Am Zertifikatemarkt sind große Aktienindizes, der Euro/US-Dollar-Wechselkurs und Gold beliebte Basiswerte. Außerdem bleiben die steigenden Zinsen im Fokus
1. Dezember 2022. Frankfurt (Börse Frankfurt). Angesichts beträchtlicher Ausschläge verschiedenster Anlageklassen haben Anleger am Zertifikatemarkt im November neben Aktienindizes bevorzugt zu Verbriefungen von Devisen, Zinsen und Rohstoffen gegriffen, dabei vor allem auf positive Nachrichten reagiert. Nach fast zwei Monaten mit steigenden Notierungen werden auch Gewinne mitgenommen.

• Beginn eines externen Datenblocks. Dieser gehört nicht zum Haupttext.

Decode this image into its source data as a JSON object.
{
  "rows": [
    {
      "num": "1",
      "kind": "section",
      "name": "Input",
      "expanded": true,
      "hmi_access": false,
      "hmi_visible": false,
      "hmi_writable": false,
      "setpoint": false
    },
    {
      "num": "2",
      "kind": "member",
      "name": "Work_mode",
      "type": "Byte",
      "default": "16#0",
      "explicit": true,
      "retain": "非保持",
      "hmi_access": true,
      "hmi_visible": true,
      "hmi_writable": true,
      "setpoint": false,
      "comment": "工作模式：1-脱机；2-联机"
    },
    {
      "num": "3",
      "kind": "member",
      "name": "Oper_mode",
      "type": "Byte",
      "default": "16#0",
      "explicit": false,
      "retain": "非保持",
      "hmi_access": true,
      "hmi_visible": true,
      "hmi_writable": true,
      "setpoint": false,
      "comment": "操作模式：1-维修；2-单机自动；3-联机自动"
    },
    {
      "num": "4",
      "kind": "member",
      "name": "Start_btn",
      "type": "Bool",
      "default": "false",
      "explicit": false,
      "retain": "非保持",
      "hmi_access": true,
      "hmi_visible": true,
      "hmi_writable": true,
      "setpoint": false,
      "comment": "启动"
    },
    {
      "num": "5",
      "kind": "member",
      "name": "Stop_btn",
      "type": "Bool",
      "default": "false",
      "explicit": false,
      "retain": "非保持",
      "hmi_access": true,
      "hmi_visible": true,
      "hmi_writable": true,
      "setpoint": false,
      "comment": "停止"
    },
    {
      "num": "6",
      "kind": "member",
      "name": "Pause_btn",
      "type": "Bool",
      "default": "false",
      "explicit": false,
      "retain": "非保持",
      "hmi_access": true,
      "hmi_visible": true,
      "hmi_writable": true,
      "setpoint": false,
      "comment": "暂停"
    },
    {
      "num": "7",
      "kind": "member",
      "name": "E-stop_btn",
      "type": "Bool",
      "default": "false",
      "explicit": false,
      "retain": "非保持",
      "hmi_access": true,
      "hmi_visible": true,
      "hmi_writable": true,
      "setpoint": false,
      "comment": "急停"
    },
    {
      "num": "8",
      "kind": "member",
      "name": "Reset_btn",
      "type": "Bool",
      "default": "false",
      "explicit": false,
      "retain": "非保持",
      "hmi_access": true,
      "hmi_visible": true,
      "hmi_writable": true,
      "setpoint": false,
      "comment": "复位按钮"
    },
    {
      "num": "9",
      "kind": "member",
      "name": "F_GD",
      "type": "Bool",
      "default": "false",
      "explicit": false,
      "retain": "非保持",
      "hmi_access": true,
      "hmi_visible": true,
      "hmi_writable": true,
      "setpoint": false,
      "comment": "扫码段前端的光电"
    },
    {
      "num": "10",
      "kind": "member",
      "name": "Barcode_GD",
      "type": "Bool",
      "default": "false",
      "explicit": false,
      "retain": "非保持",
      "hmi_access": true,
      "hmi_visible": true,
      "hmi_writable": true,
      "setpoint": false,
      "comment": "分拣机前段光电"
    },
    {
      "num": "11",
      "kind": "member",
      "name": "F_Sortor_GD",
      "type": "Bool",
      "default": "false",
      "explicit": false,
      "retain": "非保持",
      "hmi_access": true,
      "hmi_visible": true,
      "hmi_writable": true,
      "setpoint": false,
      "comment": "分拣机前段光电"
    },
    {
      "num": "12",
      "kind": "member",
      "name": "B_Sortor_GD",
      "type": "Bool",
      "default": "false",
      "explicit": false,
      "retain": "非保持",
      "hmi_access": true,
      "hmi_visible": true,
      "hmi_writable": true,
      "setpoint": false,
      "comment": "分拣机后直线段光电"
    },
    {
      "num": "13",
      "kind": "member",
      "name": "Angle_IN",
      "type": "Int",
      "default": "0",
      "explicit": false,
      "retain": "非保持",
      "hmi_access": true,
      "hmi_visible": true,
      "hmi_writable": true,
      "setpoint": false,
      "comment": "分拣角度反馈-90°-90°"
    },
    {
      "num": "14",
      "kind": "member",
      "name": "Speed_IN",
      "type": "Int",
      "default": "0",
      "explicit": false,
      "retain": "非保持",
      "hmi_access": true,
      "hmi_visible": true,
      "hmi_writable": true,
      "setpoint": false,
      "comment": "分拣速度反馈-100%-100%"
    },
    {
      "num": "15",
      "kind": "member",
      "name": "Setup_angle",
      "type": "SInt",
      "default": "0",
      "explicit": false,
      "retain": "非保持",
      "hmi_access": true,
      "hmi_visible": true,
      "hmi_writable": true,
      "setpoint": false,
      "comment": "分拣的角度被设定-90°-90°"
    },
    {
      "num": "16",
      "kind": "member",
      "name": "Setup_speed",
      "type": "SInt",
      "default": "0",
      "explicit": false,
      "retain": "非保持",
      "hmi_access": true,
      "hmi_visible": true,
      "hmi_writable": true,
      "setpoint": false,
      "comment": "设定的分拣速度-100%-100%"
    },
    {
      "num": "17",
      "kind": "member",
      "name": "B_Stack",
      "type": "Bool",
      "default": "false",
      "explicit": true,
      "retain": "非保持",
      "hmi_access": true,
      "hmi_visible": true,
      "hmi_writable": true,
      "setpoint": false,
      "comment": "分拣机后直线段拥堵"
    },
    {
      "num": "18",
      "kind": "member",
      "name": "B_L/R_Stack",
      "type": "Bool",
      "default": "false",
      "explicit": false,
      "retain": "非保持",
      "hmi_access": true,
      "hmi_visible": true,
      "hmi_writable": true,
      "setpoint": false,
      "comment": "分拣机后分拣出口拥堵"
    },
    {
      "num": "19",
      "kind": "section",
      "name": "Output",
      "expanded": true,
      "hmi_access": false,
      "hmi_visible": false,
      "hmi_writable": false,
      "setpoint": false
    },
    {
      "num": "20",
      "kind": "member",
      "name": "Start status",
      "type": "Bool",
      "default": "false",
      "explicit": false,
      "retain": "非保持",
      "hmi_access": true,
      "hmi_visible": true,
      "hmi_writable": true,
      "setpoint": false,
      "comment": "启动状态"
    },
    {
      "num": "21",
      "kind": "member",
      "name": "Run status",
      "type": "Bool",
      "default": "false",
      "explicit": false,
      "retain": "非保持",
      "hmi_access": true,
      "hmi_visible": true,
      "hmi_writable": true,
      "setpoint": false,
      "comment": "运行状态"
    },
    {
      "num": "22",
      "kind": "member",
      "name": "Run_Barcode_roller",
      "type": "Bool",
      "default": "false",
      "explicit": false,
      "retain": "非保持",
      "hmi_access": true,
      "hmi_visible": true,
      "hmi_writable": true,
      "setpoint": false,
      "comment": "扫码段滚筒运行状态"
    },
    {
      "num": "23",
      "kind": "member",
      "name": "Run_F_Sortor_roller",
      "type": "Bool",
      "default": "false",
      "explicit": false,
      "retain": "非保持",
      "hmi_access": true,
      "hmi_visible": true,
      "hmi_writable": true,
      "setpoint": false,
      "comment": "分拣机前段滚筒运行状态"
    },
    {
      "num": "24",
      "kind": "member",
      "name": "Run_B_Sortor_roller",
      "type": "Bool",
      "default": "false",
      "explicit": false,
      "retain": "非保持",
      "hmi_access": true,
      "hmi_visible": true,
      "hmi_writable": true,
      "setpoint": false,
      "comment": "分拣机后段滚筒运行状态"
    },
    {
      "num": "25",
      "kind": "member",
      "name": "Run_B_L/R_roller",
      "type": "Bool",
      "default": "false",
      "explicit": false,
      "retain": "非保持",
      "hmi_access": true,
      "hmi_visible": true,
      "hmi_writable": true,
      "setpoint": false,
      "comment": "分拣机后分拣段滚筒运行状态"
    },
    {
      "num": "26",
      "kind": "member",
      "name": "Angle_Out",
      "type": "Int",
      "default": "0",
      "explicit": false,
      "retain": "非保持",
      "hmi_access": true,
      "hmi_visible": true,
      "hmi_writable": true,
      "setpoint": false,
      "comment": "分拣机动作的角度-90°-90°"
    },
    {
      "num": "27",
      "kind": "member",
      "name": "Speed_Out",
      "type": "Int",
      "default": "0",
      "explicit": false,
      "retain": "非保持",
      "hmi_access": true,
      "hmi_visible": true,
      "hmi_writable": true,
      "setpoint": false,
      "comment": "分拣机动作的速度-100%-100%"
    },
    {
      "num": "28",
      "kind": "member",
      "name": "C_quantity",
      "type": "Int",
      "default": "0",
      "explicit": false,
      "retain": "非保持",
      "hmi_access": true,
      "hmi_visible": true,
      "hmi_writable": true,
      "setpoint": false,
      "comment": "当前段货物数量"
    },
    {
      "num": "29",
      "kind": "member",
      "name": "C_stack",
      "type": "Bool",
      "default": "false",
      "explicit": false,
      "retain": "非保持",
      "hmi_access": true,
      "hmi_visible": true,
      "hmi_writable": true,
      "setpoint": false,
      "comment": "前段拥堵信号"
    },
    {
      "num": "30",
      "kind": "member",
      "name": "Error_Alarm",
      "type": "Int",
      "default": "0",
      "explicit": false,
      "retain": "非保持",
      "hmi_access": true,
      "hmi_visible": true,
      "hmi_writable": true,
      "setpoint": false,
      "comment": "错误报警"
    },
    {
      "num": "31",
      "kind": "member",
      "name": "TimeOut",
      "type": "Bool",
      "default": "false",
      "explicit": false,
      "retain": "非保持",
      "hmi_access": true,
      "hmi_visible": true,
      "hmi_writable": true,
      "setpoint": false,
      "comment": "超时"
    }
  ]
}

„Es gibt viele Themen, die kräftige Kursbewegungen auslösen und die entsprechend rege gehandelt werden“, berichtet Anouch Wilhelms von der Société Générale. Die Umsätze seien nicht so hoch wie zu Jahresbeginn, aber gut. „Auch die Stimmung der Anleger*innen hat sich mit steigenden Notierungen deutlich verbessert.“
„Nach den jüngsten Kurssteigerungen vor allem der Aktien ist der Markt in Wartestellung und lechzt nach neuen Richtungsgebern“, wie Simon Görich von der Baader Bank berichtet. „So lässt sich sagen, dass Trading-Produkte eher trendfolgend gehandelt werden und Anlageprodukte insgesamt stärker eingesetzt werden. Hier spielen sowohl die steigenden Zinsen, aber auch Depotbereinigungen und Gewinnmitnahmen eine Rolle.“ Die Ukraine- und die Energiekrise seien noch nicht abgeschüttelt.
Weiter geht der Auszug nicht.